Ancak “Führer”in silinmesi kaçırılmış bir fırsattır. Wagner’in metnini ve dikkatli kelime seçimini ciddiye almamanın kasıtsız sonucuyla da mantıklı değil. Libretto’nun başka bir yerinde Lohengrin’in olay örgüsündeki rolünü, kayıp erkek kardeş Gottfried ortadan kaybolduktan sonra bir tür geçiş figürü olarak tanımlamak için “Koruyucu” kullanılıyor. Hikayenin en enerjik sorusu şudur: liderlik boşluğunda sırada ne var? Bu nedenle, Gottfried’in Deus ex machina’sının yeniden ortaya çıkışından sonra ondan “Koruyucu” olarak bahsetmek yanıltıcıdır, çünkü Lohengrin’den farklı olarak, aslında siyasi ve askeri komutayı üstlenmeye yetkilidir.

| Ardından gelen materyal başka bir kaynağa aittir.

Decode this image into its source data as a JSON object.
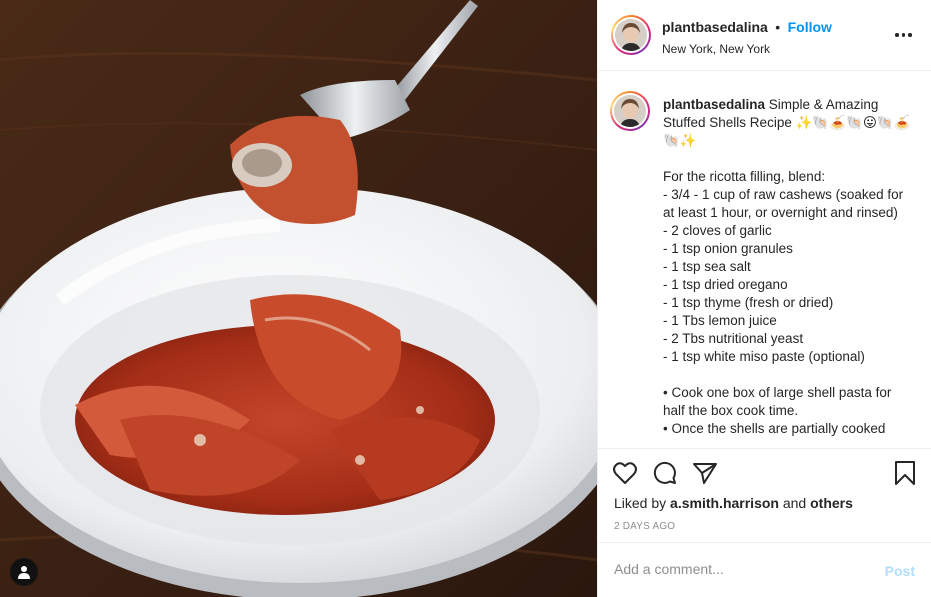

Ve “Lohengrin”deki NS derneklerini yok edersek, neden “Führer”de duralım? Opera, Alman “Reich” a karşı silahlı eyleme uğursuz bir göndermeyle başlar ve “Heils” stentorik ilahisi, Triumph of the Will propaganda filminden bir şey gibi ortaya çıkar. Öyleyse, arkadaş canlısı kunduracı Hans Sachs aniden ülkeye ve onun “kutsal Alman sanatına” yönelik yabancı saldırılara karşı sert bir şekilde uyardığında, kitleler tarafından toplanma şevkiyle karşılanan bir çağrı olan “Meistersinger” ın sonunu neden koruyalım?
Bu değişikliklerin her biri saygı nedeniyle yapılmış olabilir, ancak aynı zamanda bizi izleyiciler arasında paçayı kurtarıyorlar. Wagner’in eserleri, özgürlük arzusu ile yönlendirilme ve emredilme arzusu arasında kalan bizler kadar muğlak ve ikirciklidir. Bu silinecek bir şey değil, keşfedilecek bir şey olmalı – biz izleyiciler ve Wagner’in bizim için vizyonunu şekillendiren yönetmenler için.